Oniscus asellus
- Oniscus asellus is een Europese soort. Komt overal in West- en Noord-Europa voor. De oostelijke grens is Polen, Oekraïne en Finland.
- Ontbreekt in het Middellandse Zee gebied.
- Door menselijke introductie komt hij tegenwoordig ook voor op het vasteland van Amerika en in Canada.
- De kelderpissebed komt in veel verschillende biotopen voor. In het algemeen kun je stellen dat ze vaak voorkomen op de vochtige plekken in bossen (zowel loof- als naaldbossen) en eveneens in door mensen bewoonde gebieden. In vrijwel elke tuin met wat vochtige plekken is deze soort wel te vinden. De naam “kelderpissebed” is toepasselijk omdat hij het in vochtige kelders prima doet. Dit in tegenstelling tot Porcellio scaber. Op andere plekken vind je deze twee soorten vaak samen, zij het dat O. asellus vaak op de vochtigere plekken zit en vaak ook wat dieper in de grond.
- Deze soort bereikt doorgaans een maximum lengte van ca. 15-16 mm. Heb zelf wel exemplaren van tegen de 20 mm gehad.
Deze soort is tamelijk afgeplat en breed. Dit gebruiken ze om zich plat tegen, bijv. een stuk hout o.i.d. te drukken i.p.v meteen weg te rennen wanneer ze zich bedreigd voelen.
Ik heb onlangs in hun bak een aantal Porcellio scaber weggevangen. Die rennen meteen als een dolle weg wanneer je ze wilt pakken. De O. asellus blijft rustig zitten en maakt zich zo plat mogelijk. Zelfs wanneer je ze aanraakt blijven ze meestal zitten.
Zie verder de foto’s. - Voorkeurstemperatuur is grofweg gezegd “kamertemperatuur”. Een dagtemperatuur van 29-30 graden Celsius overdag en 25-26 graden Celsius in de nacht doorstonden ze in juni 2021 op mijn zolder zonder problemen. Deze periode duurde een tweetal weken.
Mijn dieren zijn grotendeels afkomstig uit onze tuin en een paar exemplaren uit het Ritthemse Bos (Natuurgebied Rammekenshoek op Walcheren, Zeeland).
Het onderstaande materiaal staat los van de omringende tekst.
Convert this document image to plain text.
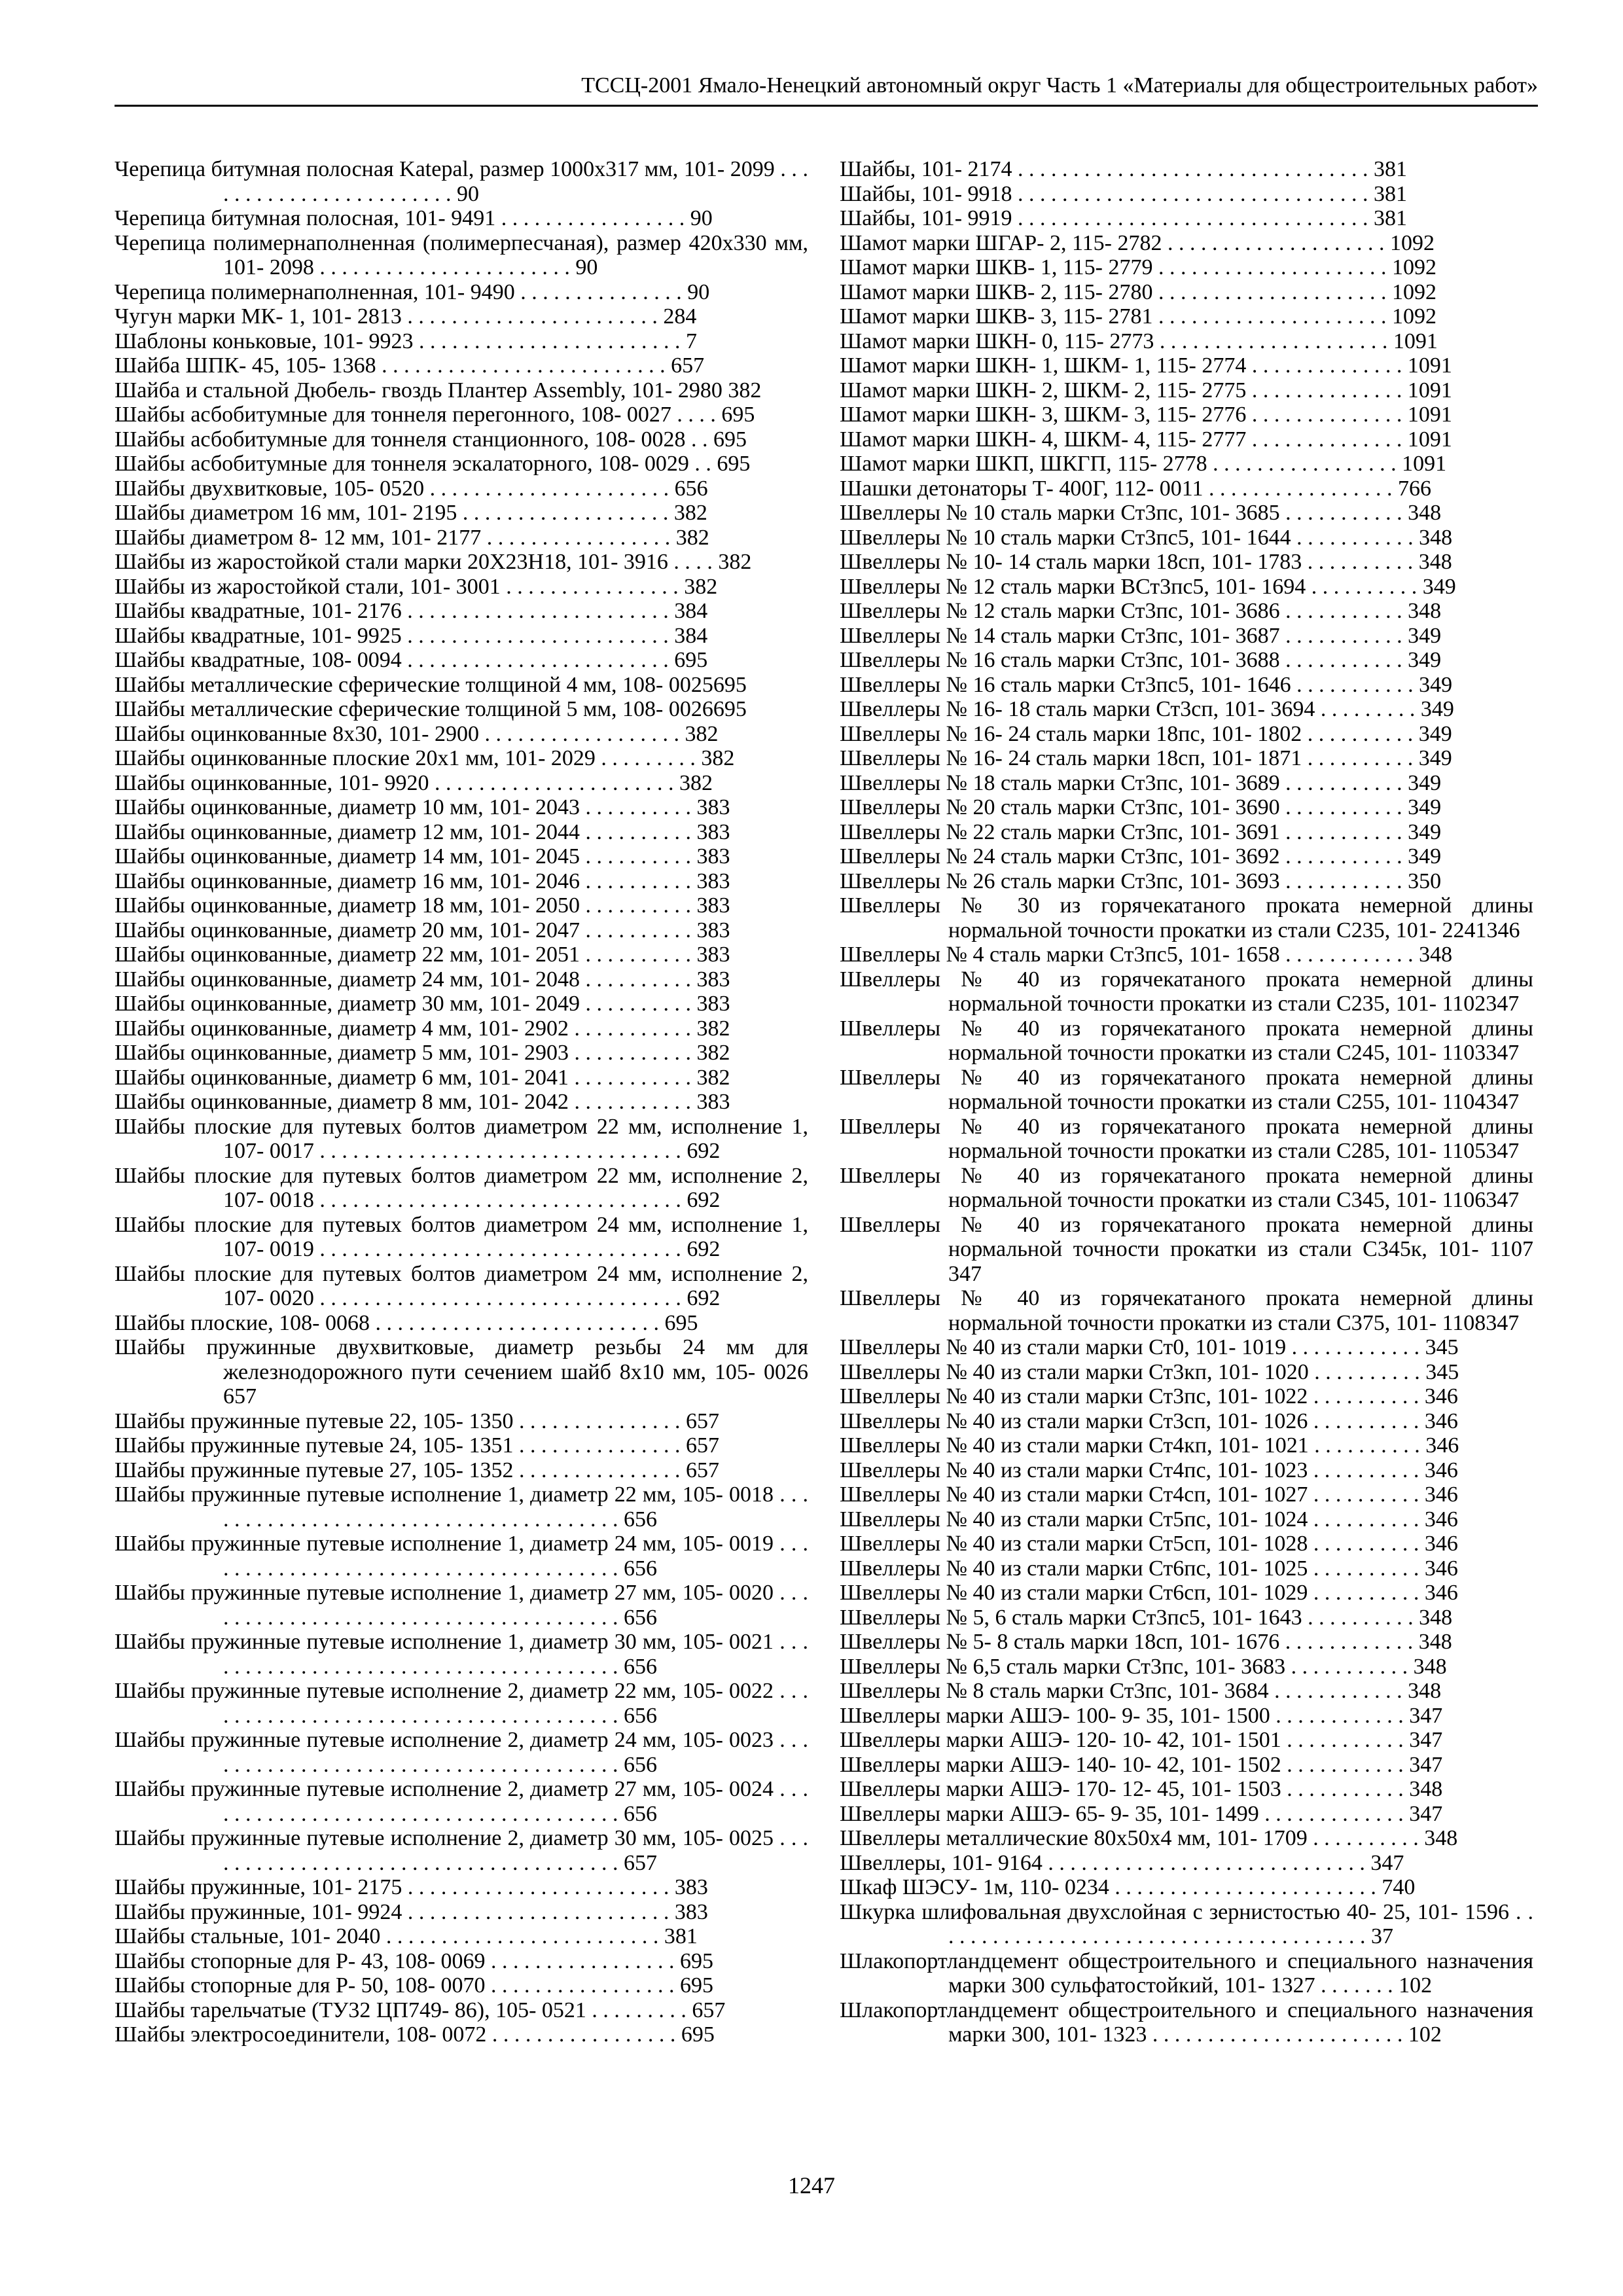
ТССЦ-2001 Ямало-Ненецкий автономный округ Часть 1 «Материалы для общестроительных работ»
Черепица битумная полосная Katepal, размер 1000x317 мм, 101- 2099 . . . . . . . . . . . . . . . . . . . . . . . . 90
Черепица битумная полосная, 101- 9491 . . . . . . . . . . . . . . . . . 90
Черепица полимернаполненная (полимерпесчаная), размер 420x330 мм, 101- 2098 . . . . . . . . . . . . . . . . . . . . . . . 90
Черепица полимернаполненная, 101- 9490 . . . . . . . . . . . . . . . 90
Чугун марки МК- 1, 101- 2813 . . . . . . . . . . . . . . . . . . . . . . . 284
Шаблоны коньковые, 101- 9923 . . . . . . . . . . . . . . . . . . . . . . . . 7
Шайба ШПК- 45, 105- 1368 . . . . . . . . . . . . . . . . . . . . . . . . . . 657
Шайба и стальной Дюбель- гвоздь Плантер Assembly, 101- 2980 382
Шайбы асбобитумные для тоннеля перегонного, 108- 0027 . . . . 695
Шайбы асбобитумные для тоннеля станционного, 108- 0028 . . 695
Шайбы асбобитумные для тоннеля эскалаторного, 108- 0029 . . 695
Шайбы двухвитковые, 105- 0520 . . . . . . . . . . . . . . . . . . . . . . 656
Шайбы диаметром 16 мм, 101- 2195 . . . . . . . . . . . . . . . . . . . 382
Шайбы диаметром 8- 12 мм, 101- 2177 . . . . . . . . . . . . . . . . . 382
Шайбы из жаростойкой стали марки 20Х23Н18, 101- 3916 . . . . 382
Шайбы из жаростойкой стали, 101- 3001 . . . . . . . . . . . . . . . . 382
Шайбы квадратные, 101- 2176 . . . . . . . . . . . . . . . . . . . . . . . . 384
Шайбы квадратные, 101- 9925 . . . . . . . . . . . . . . . . . . . . . . . . 384
Шайбы квадратные, 108- 0094 . . . . . . . . . . . . . . . . . . . . . . . . 695
Шайбы металлические сферические толщиной 4 мм, 108- 0025695
Шайбы металлические сферические толщиной 5 мм, 108- 0026695
Шайбы оцинкованные 8x30, 101- 2900 . . . . . . . . . . . . . . . . . . 382
Шайбы оцинкованные плоские 20x1 мм, 101- 2029 . . . . . . . . . 382
Шайбы оцинкованные, 101- 9920 . . . . . . . . . . . . . . . . . . . . . . 382
Шайбы оцинкованные, диаметр 10 мм, 101- 2043 . . . . . . . . . . 383
Шайбы оцинкованные, диаметр 12 мм, 101- 2044 . . . . . . . . . . 383
Шайбы оцинкованные, диаметр 14 мм, 101- 2045 . . . . . . . . . . 383
Шайбы оцинкованные, диаметр 16 мм, 101- 2046 . . . . . . . . . . 383
Шайбы оцинкованные, диаметр 18 мм, 101- 2050 . . . . . . . . . . 383
Шайбы оцинкованные, диаметр 20 мм, 101- 2047 . . . . . . . . . . 383
Шайбы оцинкованные, диаметр 22 мм, 101- 2051 . . . . . . . . . . 383
Шайбы оцинкованные, диаметр 24 мм, 101- 2048 . . . . . . . . . . 383
Шайбы оцинкованные, диаметр 30 мм, 101- 2049 . . . . . . . . . . 383
Шайбы оцинкованные, диаметр 4 мм, 101- 2902 . . . . . . . . . . . 382
Шайбы оцинкованные, диаметр 5 мм, 101- 2903 . . . . . . . . . . . 382
Шайбы оцинкованные, диаметр 6 мм, 101- 2041 . . . . . . . . . . . 382
Шайбы оцинкованные, диаметр 8 мм, 101- 2042 . . . . . . . . . . . 383
Шайбы плоские для путевых болтов диаметром 22 мм, исполнение 1, 107- 0017 . . . . . . . . . . . . . . . . . . . . . . . . . . . . . . . . . 692
Шайбы плоские для путевых болтов диаметром 22 мм, исполнение 2, 107- 0018 . . . . . . . . . . . . . . . . . . . . . . . . . . . . . . . . . 692
Шайбы плоские для путевых болтов диаметром 24 мм, исполнение 1, 107- 0019 . . . . . . . . . . . . . . . . . . . . . . . . . . . . . . . . . 692
Шайбы плоские для путевых болтов диаметром 24 мм, исполнение 2, 107- 0020 . . . . . . . . . . . . . . . . . . . . . . . . . . . . . . . . . 692
Шайбы плоские, 108- 0068 . . . . . . . . . . . . . . . . . . . . . . . . . . 695
Шайбы пружинные двухвитковые, диаметр резьбы 24 мм для железнодорожного пути сечением шайб 8x10 мм, 105- 0026 657
Шайбы пружинные путевые 22, 105- 1350 . . . . . . . . . . . . . . . 657
Шайбы пружинные путевые 24, 105- 1351 . . . . . . . . . . . . . . . 657
Шайбы пружинные путевые 27, 105- 1352 . . . . . . . . . . . . . . . 657
Шайбы пружинные путевые исполнение 1, диаметр 22 мм, 105- 0018 . . . . . . . . . . . . . . . . . . . . . . . . . . . . . . . . . . . . . . . 656
Шайбы пружинные путевые исполнение 1, диаметр 24 мм, 105- 0019 . . . . . . . . . . . . . . . . . . . . . . . . . . . . . . . . . . . . . . . 656
Шайбы пружинные путевые исполнение 1, диаметр 27 мм, 105- 0020 . . . . . . . . . . . . . . . . . . . . . . . . . . . . . . . . . . . . . . . 656
Шайбы пружинные путевые исполнение 1, диаметр 30 мм, 105- 0021 . . . . . . . . . . . . . . . . . . . . . . . . . . . . . . . . . . . . . . . 656
Шайбы пружинные путевые исполнение 2, диаметр 22 мм, 105- 0022 . . . . . . . . . . . . . . . . . . . . . . . . . . . . . . . . . . . . . . . 656
Шайбы пружинные путевые исполнение 2, диаметр 24 мм, 105- 0023 . . . . . . . . . . . . . . . . . . . . . . . . . . . . . . . . . . . . . . . 656
Шайбы пружинные путевые исполнение 2, диаметр 27 мм, 105- 0024 . . . . . . . . . . . . . . . . . . . . . . . . . . . . . . . . . . . . . . . 656
Шайбы пружинные путевые исполнение 2, диаметр 30 мм, 105- 0025 . . . . . . . . . . . . . . . . . . . . . . . . . . . . . . . . . . . . . . . 657
Шайбы пружинные, 101- 2175 . . . . . . . . . . . . . . . . . . . . . . . . 383
Шайбы пружинные, 101- 9924 . . . . . . . . . . . . . . . . . . . . . . . . 383
Шайбы стальные, 101- 2040 . . . . . . . . . . . . . . . . . . . . . . . . . 381
Шайбы стопорные для Р- 43, 108- 0069 . . . . . . . . . . . . . . . . . 695
Шайбы стопорные для Р- 50, 108- 0070 . . . . . . . . . . . . . . . . . 695
Шайбы тарельчатые (ТУ32 ЦП749- 86), 105- 0521 . . . . . . . . . 657
Шайбы электросоединители, 108- 0072 . . . . . . . . . . . . . . . . . 695
Шайбы, 101- 2174 . . . . . . . . . . . . . . . . . . . . . . . . . . . . . . . . 381
Шайбы, 101- 9918 . . . . . . . . . . . . . . . . . . . . . . . . . . . . . . . . 381
Шайбы, 101- 9919 . . . . . . . . . . . . . . . . . . . . . . . . . . . . . . . . 381
Шамот марки ШГАР- 2, 115- 2782 . . . . . . . . . . . . . . . . . . . . 1092
Шамот марки ШКВ- 1, 115- 2779 . . . . . . . . . . . . . . . . . . . . . 1092
Шамот марки ШКВ- 2, 115- 2780 . . . . . . . . . . . . . . . . . . . . . 1092
Шамот марки ШКВ- 3, 115- 2781 . . . . . . . . . . . . . . . . . . . . . 1092
Шамот марки ШКН- 0, 115- 2773 . . . . . . . . . . . . . . . . . . . . . 1091
Шамот марки ШКН- 1, ШКМ- 1, 115- 2774 . . . . . . . . . . . . . . 1091
Шамот марки ШКН- 2, ШКМ- 2, 115- 2775 . . . . . . . . . . . . . . 1091
Шамот марки ШКН- 3, ШКМ- 3, 115- 2776 . . . . . . . . . . . . . . 1091
Шамот марки ШКН- 4, ШКМ- 4, 115- 2777 . . . . . . . . . . . . . . 1091
Шамот марки ШКП, ШКГП, 115- 2778 . . . . . . . . . . . . . . . . . 1091
Шашки детонаторы Т- 400Г, 112- 0011 . . . . . . . . . . . . . . . . . 766
Швеллеры № 10 сталь марки Ст3пс, 101- 3685 . . . . . . . . . . . 348
Швеллеры № 10 сталь марки Ст3пс5, 101- 1644 . . . . . . . . . . . 348
Швеллеры № 10- 14 сталь марки 18сп, 101- 1783 . . . . . . . . . . 348
Швеллеры № 12 сталь марки ВСт3пс5, 101- 1694 . . . . . . . . . . 349
Швеллеры № 12 сталь марки Ст3пс, 101- 3686 . . . . . . . . . . . 348
Швеллеры № 14 сталь марки Ст3пс, 101- 3687 . . . . . . . . . . . 349
Швеллеры № 16 сталь марки Ст3пс, 101- 3688 . . . . . . . . . . . 349
Швеллеры № 16 сталь марки Ст3пс5, 101- 1646 . . . . . . . . . . . 349
Швеллеры № 16- 18 сталь марки Ст3сп, 101- 3694 . . . . . . . . . 349
Швеллеры № 16- 24 сталь марки 18пс, 101- 1802 . . . . . . . . . . 349
Швеллеры № 16- 24 сталь марки 18сп, 101- 1871 . . . . . . . . . . 349
Швеллеры № 18 сталь марки Ст3пс, 101- 3689 . . . . . . . . . . . 349
Швеллеры № 20 сталь марки Ст3пс, 101- 3690 . . . . . . . . . . . 349
Швеллеры № 22 сталь марки Ст3пс, 101- 3691 . . . . . . . . . . . 349
Швеллеры № 24 сталь марки Ст3пс, 101- 3692 . . . . . . . . . . . 349
Швеллеры № 26 сталь марки Ст3пс, 101- 3693 . . . . . . . . . . . 350
Швеллеры № 30 из горячекатаного проката немерной длины нормальной точности прокатки из стали С235, 101- 2241346
Швеллеры № 4 сталь марки Ст3пс5, 101- 1658 . . . . . . . . . . . . 348
Швеллеры № 40 из горячекатаного проката немерной длины нормальной точности прокатки из стали С235, 101- 1102347
Швеллеры № 40 из горячекатаного проката немерной длины нормальной точности прокатки из стали С245, 101- 1103347
Швеллеры № 40 из горячекатаного проката немерной длины нормальной точности прокатки из стали С255, 101- 1104347
Швеллеры № 40 из горячекатаного проката немерной длины нормальной точности прокатки из стали С285, 101- 1105347
Швеллеры № 40 из горячекатаного проката немерной длины нормальной точности прокатки из стали С345, 101- 1106347
Швеллеры № 40 из горячекатаного проката немерной длины нормальной точности прокатки из стали С345к, 101- 1107 347
Швеллеры № 40 из горячекатаного проката немерной длины нормальной точности прокатки из стали С375, 101- 1108347
Швеллеры № 40 из стали марки Ст0, 101- 1019 . . . . . . . . . . . . 345
Швеллеры № 40 из стали марки Ст3кп, 101- 1020 . . . . . . . . . . 345
Швеллеры № 40 из стали марки Ст3пс, 101- 1022 . . . . . . . . . . 346
Швеллеры № 40 из стали марки Ст3сп, 101- 1026 . . . . . . . . . . 346
Швеллеры № 40 из стали марки Ст4кп, 101- 1021 . . . . . . . . . . 346
Швеллеры № 40 из стали марки Ст4пс, 101- 1023 . . . . . . . . . . 346
Швеллеры № 40 из стали марки Ст4сп, 101- 1027 . . . . . . . . . . 346
Швеллеры № 40 из стали марки Ст5пс, 101- 1024 . . . . . . . . . . 346
Швеллеры № 40 из стали марки Ст5сп, 101- 1028 . . . . . . . . . . 346
Швеллеры № 40 из стали марки Ст6пс, 101- 1025 . . . . . . . . . . 346
Швеллеры № 40 из стали марки Ст6сп, 101- 1029 . . . . . . . . . . 346
Швеллеры № 5, 6 сталь марки Ст3пс5, 101- 1643 . . . . . . . . . . 348
Швеллеры № 5- 8 сталь марки 18сп, 101- 1676 . . . . . . . . . . . . 348
Швеллеры № 6,5 сталь марки Ст3пс, 101- 3683 . . . . . . . . . . . 348
Швеллеры № 8 сталь марки Ст3пс, 101- 3684 . . . . . . . . . . . . 348
Швеллеры марки АШЭ- 100- 9- 35, 101- 1500 . . . . . . . . . . . . 347
Швеллеры марки АШЭ- 120- 10- 42, 101- 1501 . . . . . . . . . . . 347
Швеллеры марки АШЭ- 140- 10- 42, 101- 1502 . . . . . . . . . . . 347
Швеллеры марки АШЭ- 170- 12- 45, 101- 1503 . . . . . . . . . . . 348
Швеллеры марки АШЭ- 65- 9- 35, 101- 1499 . . . . . . . . . . . . . 347
Швеллеры металлические 80x50x4 мм, 101- 1709 . . . . . . . . . . 348
Швеллеры, 101- 9164 . . . . . . . . . . . . . . . . . . . . . . . . . . . . . 347
Шкаф ШЭСУ- 1м, 110- 0234 . . . . . . . . . . . . . . . . . . . . . . . . 740
Шкурка шлифовальная двухслойная с зернистостью 40- 25, 101- 1596 . . . . . . . . . . . . . . . . . . . . . . . . . . . . . . . . . . . . . . . . 37
Шлакопортландцемент общестроительного и специального назначения марки 300 сульфатостойкий, 101- 1327 . . . . . . . 102
Шлакопортландцемент общестроительного и специального назначения марки 300, 101- 1323 . . . . . . . . . . . . . . . . . . . . . . . 102
1247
In ben in september 2020 begonnen met een stuk of vijftien dieren. Deze plaatste ik in een bak met een bodemoppervlakte van ca. 25 x 35 cm met hierin mijn zelf samengestelde bodemsubstraat (ca. 5-6 cm dik). Nu ik dit schrijf, een jaar later, planten de dieren zich goed voort en zijn er, naar schatting, een honderdtal dieren aanwezig. Bij elke controle zie ik wel wat jonkies scharrelen.
Ongeveer een derde van de bodem is bedekt met een strook altijd vochtig sphagnum. Aan de andere korte kant van de bak is de bodem tamelijk droog. In het midden is de grond licht vochtig met hierop een stuk kurkeikschors. Ondersteboven aan het schors hangend is de plek waar de dieren zich het meest ophouden. Verder scharrelen ze ook wel rond door het sphagnum en eveneens door het droge, met bladeren bedekte, droge deel.
Uiteraard liggen er altijd een paar stukken sepia in de bak als kalkvoorziening. Ik controleer mijn bakken meestal drie keer per veertien dagen. Bij dergelijke controles sproei ik een beetje water op de bladeren in het droge deel.
Ook krijgen ze dan wat aanvullend voedsel, zoals dierlijke eiwitten, courgette, etc.
Oniscus asellus is wat mij betreft een prima beginnerssoort.
Wil je isopods gaan houden en je kan ergens een stuk of 10 – 15 exemplaren vangen, dan kost het nog niks ook.
En loopt je kweek (te) goed, dan kun je er altijd een aantal uitzetten waar je ze vandaan hebt gehaald.
Ik heb mijn Oniscus asellus weer de vrijheid gegeven. Ik ben begonnen met een stuk of 15 exemplaren en heb er nu vele honderden vrijgelaten in de tuin. Mocht ik ze toch weer eens gaan houden, dan vang ik er wel weer een paar.